Last week Niketa Engineer, our Senior Software Quality Manager at emotion3D, spoke at the exida Automotive Symposium in the Bavarian Alps, a gathering of innovators in the areas of safety, AI, cybersecurity, and automotive software. This month’s blog details her impressions and experiences at exida. 

 

My Keynote at exida: From Dataset to Deployment 

The event was packed with interactive discussions, real-world challenges, and pressing questions about how we design the next generation of safe, dependable automation.  

I focused on how emotion3D is tackling the toughest challenges in bringing robust, transparent Driver Monitoring Systems (DMS) to market. Data management, testing, synthetic scenarios, intelligent fallback strategies, and continuous improvement were central themes. 

Main discussion points were: 

  • Data management takes work: tracking, cleaning, and ensuring traceability are major overhead when building safe ML. 
  • Testing is harder than ever: covering edge cases and validating performance (especially with synthetic data) is essential for true safety, not only compliance. 
  • Safety is not a “once and done” effort: runtime monitoring, fallback logic, and rapid adaptation to field drift are essential tools. 
  • Building trust through evidence: We maintain ongoing compliance by qualifying every tool and capturing evidence for regulators and customers. 

 

The event was full of real-world stories. I enjoyed the honest questions about edge cases, fallback logic, and the future of automated safety. The “Owl vs. Lizard” analogy, showing how DMS can switch modalities based on attention, sparked lively discussion and a few laughs. 

 

The Road Ahead: Challenges and Inspiration 

  • Building transparency and trust in AI decisions – black box becomes glass box. 
  • Aligning technical safety with real human behavior and emerging regulations. 
  • Fostering collaboration: We need safety experts, engineers, and users working together. 

 

The symposium was enriched by diverse perspectives on building trust and transparency into automotive systems. There was a strong emphasis on moving beyond simple compliance toward justifiable safety, particularly with the rise of embodied AI and increasingly connected vehicles.  

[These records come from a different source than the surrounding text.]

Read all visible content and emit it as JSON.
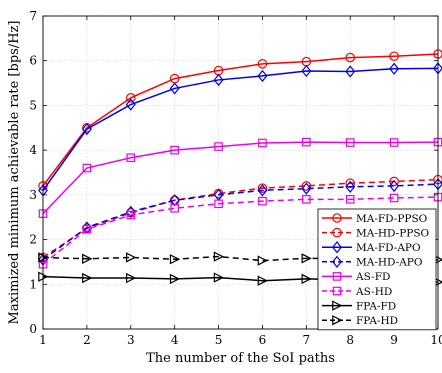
{
  "chart_data": {
    "type": "line",
    "xlabel": "The number of the SoI paths",
    "ylabel": "Maximized minimum achievable rate [bps/Hz]",
    "xlim": [
      1,
      10
    ],
    "ylim": [
      0,
      7
    ],
    "xticks": [
      1,
      2,
      3,
      4,
      5,
      6,
      7,
      8,
      9,
      10
    ],
    "yticks": [
      0,
      1,
      2,
      3,
      4,
      5,
      6,
      7
    ],
    "grid": true,
    "legend_position": "bottom-right",
    "x": [
      1,
      2,
      3,
      4,
      5,
      6,
      7,
      8,
      9,
      10
    ],
    "series": [
      {
        "name": "MA-FD-PPSO",
        "color": "#ff0000",
        "dash": "solid",
        "marker": "circle",
        "values": [
          3.2,
          4.5,
          5.17,
          5.6,
          5.78,
          5.93,
          5.98,
          6.07,
          6.1,
          6.15
        ]
      },
      {
        "name": "MA-HD-PPSO",
        "color": "#ff0000",
        "dash": "dashed",
        "marker": "circle",
        "values": [
          1.6,
          2.25,
          2.6,
          2.88,
          3.03,
          3.15,
          3.2,
          3.26,
          3.3,
          3.34
        ]
      },
      {
        "name": "MA-FD-APO",
        "color": "#0000ee",
        "dash": "solid",
        "marker": "diamond",
        "values": [
          3.1,
          4.47,
          5.02,
          5.38,
          5.57,
          5.66,
          5.77,
          5.76,
          5.82,
          5.83
        ]
      },
      {
        "name": "MA-HD-APO",
        "color": "#0000ee",
        "dash": "dashed",
        "marker": "diamond",
        "values": [
          1.55,
          2.27,
          2.62,
          2.88,
          3.0,
          3.1,
          3.14,
          3.18,
          3.2,
          3.24
        ]
      },
      {
        "name": "AS-FD",
        "color": "#ee00ee",
        "dash": "solid",
        "marker": "square",
        "values": [
          2.58,
          3.6,
          3.83,
          4.0,
          4.08,
          4.16,
          4.18,
          4.17,
          4.17,
          4.18
        ]
      },
      {
        "name": "AS-HD",
        "color": "#ee00ee",
        "dash": "dashed",
        "marker": "square",
        "values": [
          1.45,
          2.23,
          2.55,
          2.7,
          2.8,
          2.86,
          2.9,
          2.9,
          2.93,
          2.95
        ]
      },
      {
        "name": "FPA-FD",
        "color": "#000000",
        "dash": "solid",
        "marker": "triangle-right",
        "values": [
          1.17,
          1.14,
          1.14,
          1.12,
          1.15,
          1.08,
          1.12,
          1.1,
          1.06,
          1.05
        ]
      },
      {
        "name": "FPA-HD",
        "color": "#000000",
        "dash": "dashed",
        "marker": "triangle-right",
        "values": [
          1.6,
          1.57,
          1.6,
          1.56,
          1.62,
          1.53,
          1.58,
          1.57,
          1.55,
          1.55
        ]
      }
    ]
  }
}
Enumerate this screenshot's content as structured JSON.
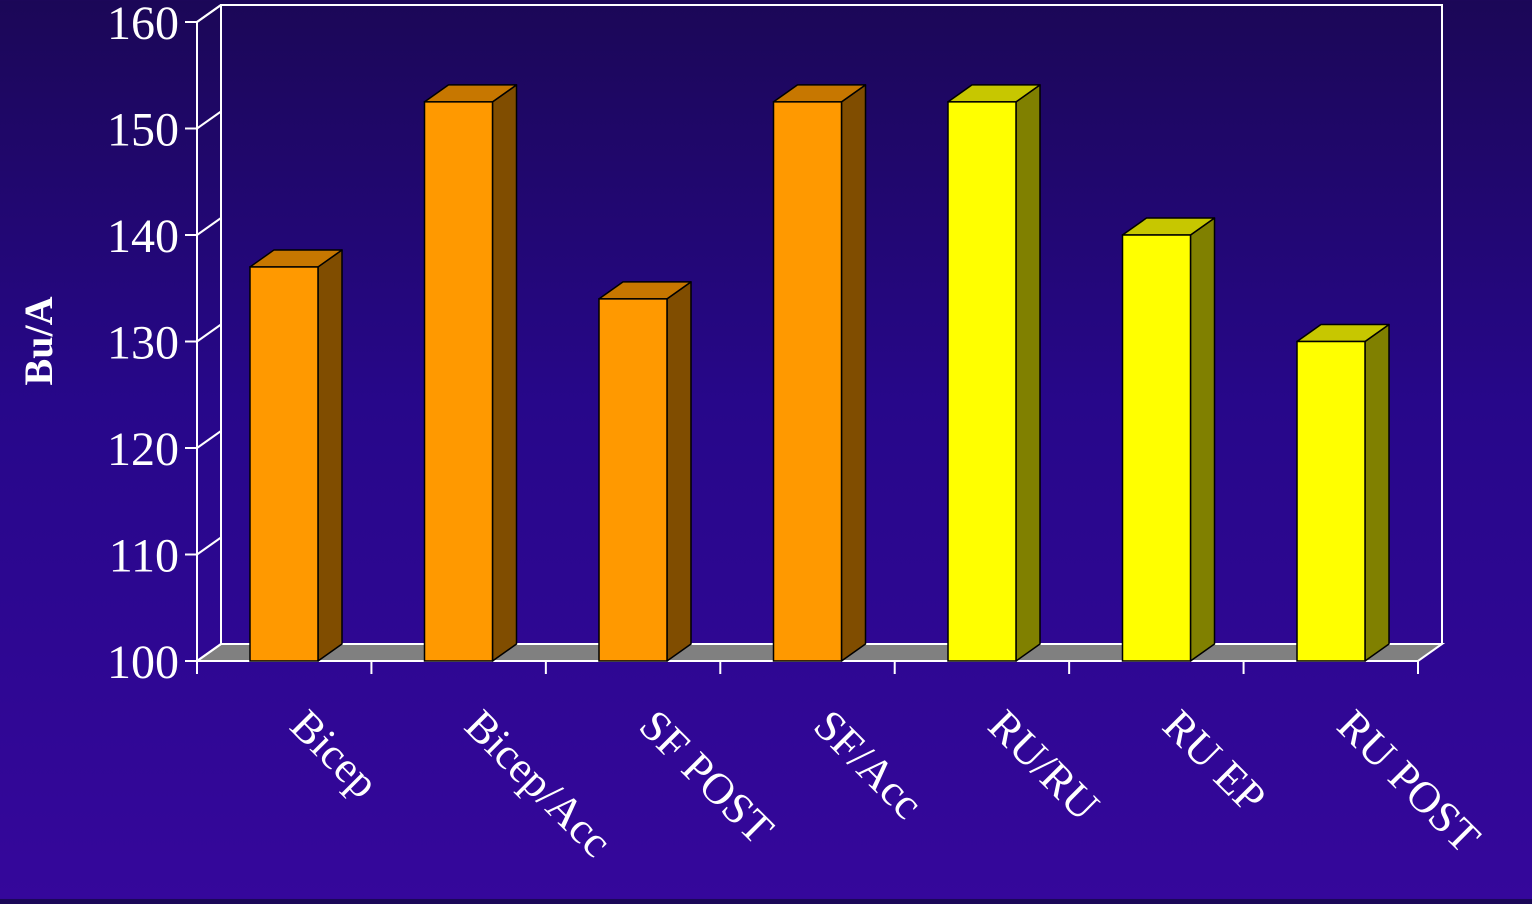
{
  "chart_data": {
    "type": "bar",
    "title": "",
    "xlabel": "",
    "ylabel": "Bu/A",
    "ylim": [
      100,
      160
    ],
    "yticks": [
      100,
      110,
      120,
      130,
      140,
      150,
      160
    ],
    "grid": false,
    "legend": "none",
    "three_d": true,
    "categories": [
      "Bicep",
      "Bicep/Acc",
      "SF POST",
      "SF/Acc",
      "RU/RU",
      "RU EP",
      "RU POST"
    ],
    "values": [
      137,
      152.5,
      134,
      152.5,
      152.5,
      140,
      130
    ],
    "colors": {
      "orange": "#ff9900",
      "yellow": "#ffff00",
      "axis": "#ffffff",
      "floor": "#808080",
      "background": "#2a0790"
    },
    "bar_color_groups": [
      "orange",
      "orange",
      "orange",
      "orange",
      "yellow",
      "yellow",
      "yellow"
    ]
  }
}
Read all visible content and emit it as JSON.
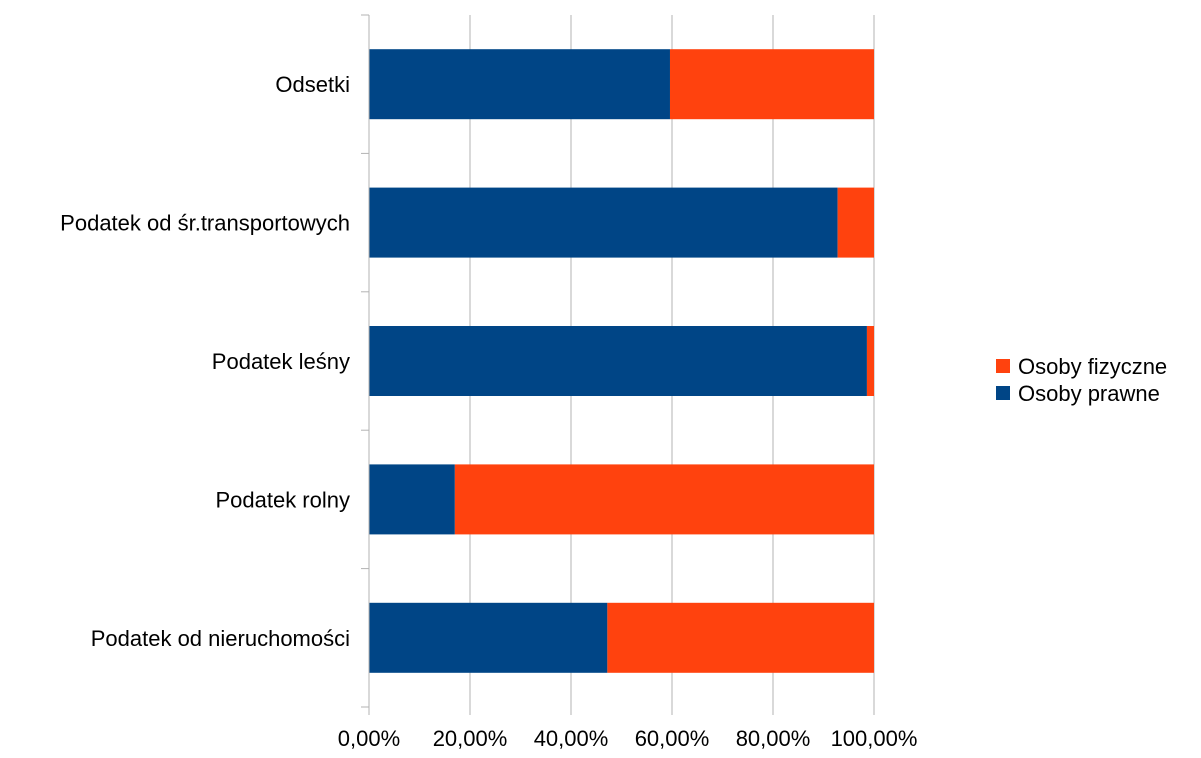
{
  "chart_data": {
    "type": "bar",
    "orientation": "horizontal",
    "stacked": "percent",
    "categories": [
      "Odsetki",
      "Podatek od śr.transportowych",
      "Podatek leśny",
      "Podatek rolny",
      "Podatek od nieruchomości"
    ],
    "series": [
      {
        "name": "Osoby prawne",
        "color": "#004586",
        "values": [
          59.6,
          92.8,
          98.6,
          17.0,
          47.2
        ]
      },
      {
        "name": "Osoby fizyczne",
        "color": "#ff420e",
        "values": [
          40.4,
          7.2,
          1.4,
          83.0,
          52.8
        ]
      }
    ],
    "xlim": [
      0,
      100
    ],
    "x_ticks": [
      "0,00%",
      "20,00%",
      "40,00%",
      "60,00%",
      "80,00%",
      "100,00%"
    ],
    "grid": "vertical",
    "legend": {
      "position": "right",
      "entries": [
        "Osoby fizyczne",
        "Osoby prawne"
      ]
    }
  }
}
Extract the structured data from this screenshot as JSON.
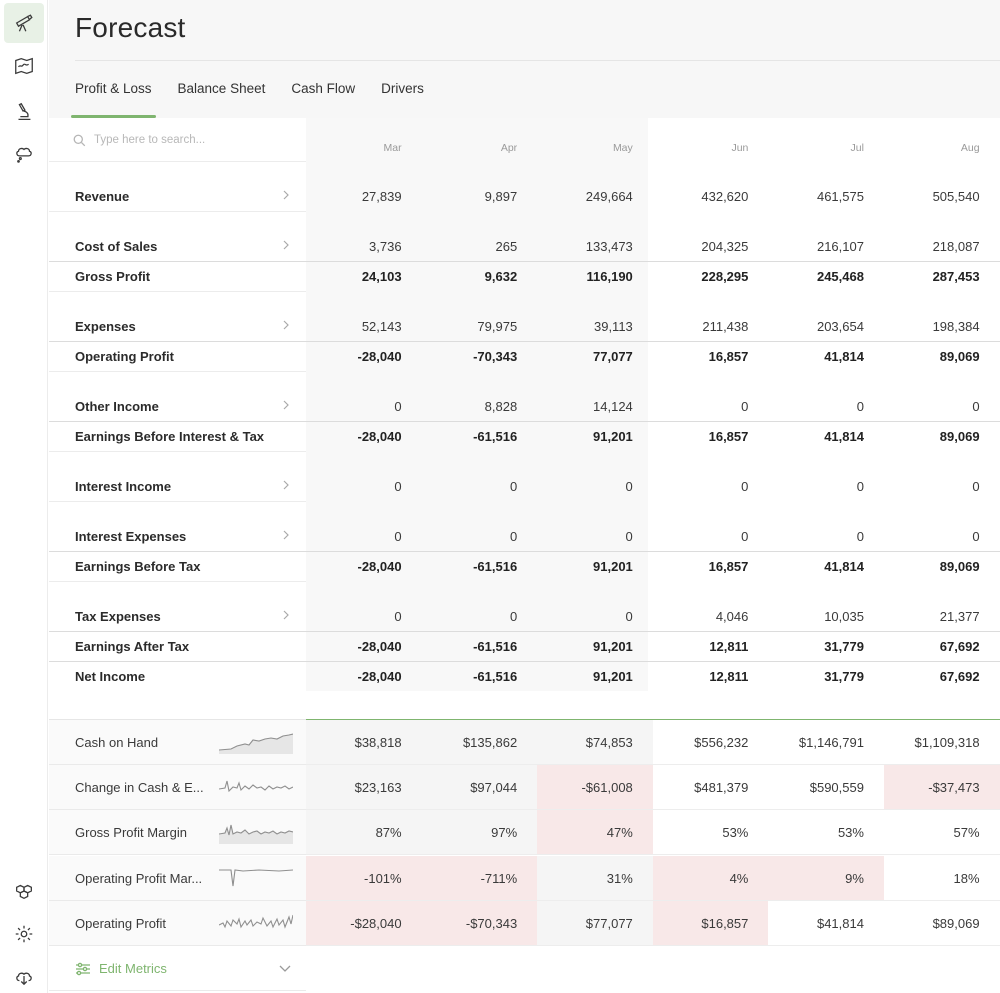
{
  "page": {
    "title": "Forecast"
  },
  "tabs": [
    {
      "label": "Profit & Loss",
      "active": true
    },
    {
      "label": "Balance Sheet",
      "active": false
    },
    {
      "label": "Cash Flow",
      "active": false
    },
    {
      "label": "Drivers",
      "active": false
    }
  ],
  "search": {
    "placeholder": "Type here to search..."
  },
  "months": [
    "Mar",
    "Apr",
    "May",
    "Jun",
    "Jul",
    "Aug"
  ],
  "rows": [
    {
      "label": "Revenue",
      "expandable": true,
      "total": false,
      "values": [
        "27,839",
        "9,897",
        "249,664",
        "432,620",
        "461,575",
        "505,540"
      ]
    },
    {
      "label": "Cost of Sales",
      "expandable": true,
      "total": false,
      "values": [
        "3,736",
        "265",
        "133,473",
        "204,325",
        "216,107",
        "218,087"
      ]
    },
    {
      "label": "Gross Profit",
      "expandable": false,
      "total": true,
      "values": [
        "24,103",
        "9,632",
        "116,190",
        "228,295",
        "245,468",
        "287,453"
      ]
    },
    {
      "label": "Expenses",
      "expandable": true,
      "total": false,
      "values": [
        "52,143",
        "79,975",
        "39,113",
        "211,438",
        "203,654",
        "198,384"
      ]
    },
    {
      "label": "Operating Profit",
      "expandable": false,
      "total": true,
      "values": [
        "-28,040",
        "-70,343",
        "77,077",
        "16,857",
        "41,814",
        "89,069"
      ]
    },
    {
      "label": "Other Income",
      "expandable": true,
      "total": false,
      "values": [
        "0",
        "8,828",
        "14,124",
        "0",
        "0",
        "0"
      ]
    },
    {
      "label": "Earnings Before Interest & Tax",
      "expandable": false,
      "total": true,
      "values": [
        "-28,040",
        "-61,516",
        "91,201",
        "16,857",
        "41,814",
        "89,069"
      ]
    },
    {
      "label": "Interest Income",
      "expandable": true,
      "total": false,
      "values": [
        "0",
        "0",
        "0",
        "0",
        "0",
        "0"
      ]
    },
    {
      "label": "Interest Expenses",
      "expandable": true,
      "total": false,
      "values": [
        "0",
        "0",
        "0",
        "0",
        "0",
        "0"
      ]
    },
    {
      "label": "Earnings Before Tax",
      "expandable": false,
      "total": true,
      "values": [
        "-28,040",
        "-61,516",
        "91,201",
        "16,857",
        "41,814",
        "89,069"
      ]
    },
    {
      "label": "Tax Expenses",
      "expandable": true,
      "total": false,
      "values": [
        "0",
        "0",
        "0",
        "4,046",
        "10,035",
        "21,377"
      ]
    },
    {
      "label": "Earnings After Tax",
      "expandable": false,
      "total": true,
      "values": [
        "-28,040",
        "-61,516",
        "91,201",
        "12,811",
        "31,779",
        "67,692"
      ]
    },
    {
      "label": "Net Income",
      "expandable": false,
      "total": true,
      "values": [
        "-28,040",
        "-61,516",
        "91,201",
        "12,811",
        "31,779",
        "67,692"
      ]
    }
  ],
  "metrics": [
    {
      "label": "Cash on Hand",
      "values": [
        "$38,818",
        "$135,862",
        "$74,853",
        "$556,232",
        "$1,146,791",
        "$1,109,318"
      ],
      "highlights": [
        "gray",
        "gray",
        "gray",
        "white",
        "white",
        "white"
      ]
    },
    {
      "label": "Change in Cash & E...",
      "values": [
        "$23,163",
        "$97,044",
        "-$61,008",
        "$481,379",
        "$590,559",
        "-$37,473"
      ],
      "highlights": [
        "gray",
        "gray",
        "pink",
        "white",
        "white",
        "pink"
      ]
    },
    {
      "label": "Gross Profit Margin",
      "values": [
        "87%",
        "97%",
        "47%",
        "53%",
        "53%",
        "57%"
      ],
      "highlights": [
        "gray",
        "gray",
        "pink",
        "white",
        "white",
        "white"
      ]
    },
    {
      "label": "Operating Profit Mar...",
      "values": [
        "-101%",
        "-711%",
        "31%",
        "4%",
        "9%",
        "18%"
      ],
      "highlights": [
        "pink",
        "pink",
        "gray",
        "pink",
        "pink",
        "white"
      ]
    },
    {
      "label": "Operating Profit",
      "values": [
        "-$28,040",
        "-$70,343",
        "$77,077",
        "$16,857",
        "$41,814",
        "$89,069"
      ],
      "highlights": [
        "pink",
        "pink",
        "gray",
        "pink",
        "white",
        "white"
      ]
    }
  ],
  "edit_metrics": {
    "label": "Edit Metrics"
  },
  "colors": {
    "accent": "#7fb56f",
    "negative_bg": "#f8e8e8"
  }
}
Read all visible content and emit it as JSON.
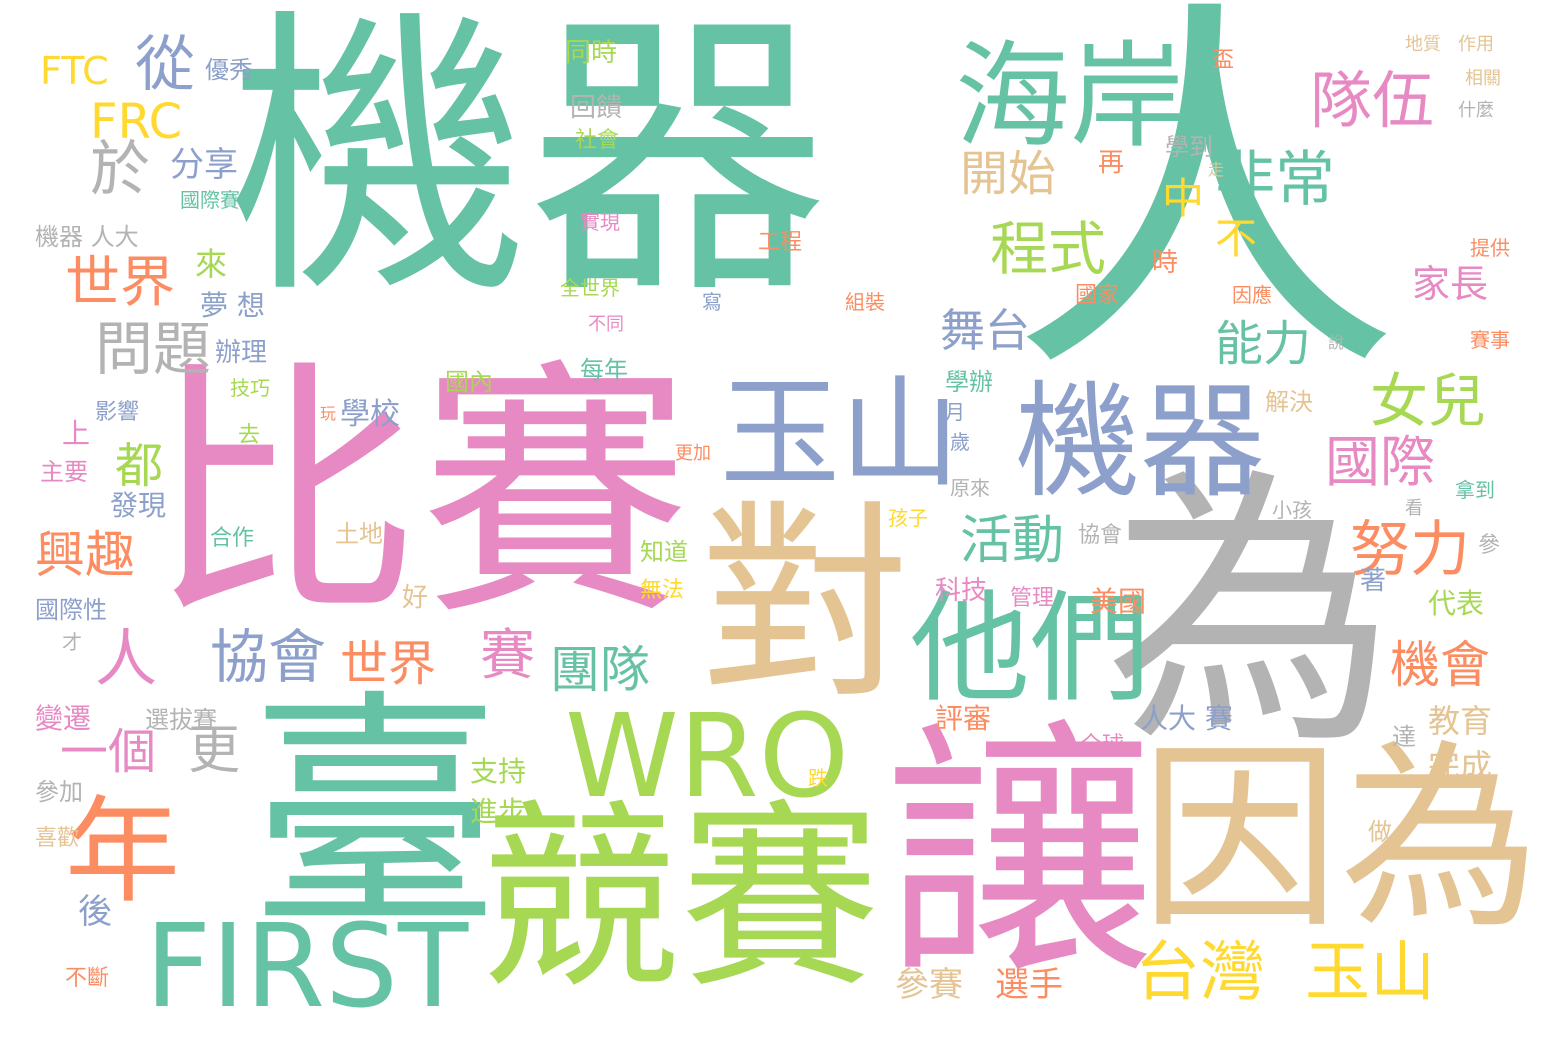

Many discussions centered on the urgent need for unified approaches blending functional safety, SOTIF, and cybersecurity, as well as the importance of rigorous process, tool qualification, and evidence collection in an evolving regulatory landscape.  

Open-source tools played a prominent role in these conversations as key drivers of accessibility, transparency, and innovation. While open-source can accelerate development and community collaboration, it also brings new responsibilities in vetting code quality and achieving compliance for safety-critical applications, making it a central pillar in the future of automotive engineering.  

I am grateful for everyone’s feedback and for the many offers of partnership from peers. Our work at emotion3D benefits from this thriving, collaborative safety community. 

  

Conclusion 

As AI becomes more “embodied”- from cabins to neighborhoods to the open road – we must stay agile, transparent, and ethically focused. The journey is not just about advancing algorithms or taming machine learning. It is about building systems people can trust in every situation and for every deployment.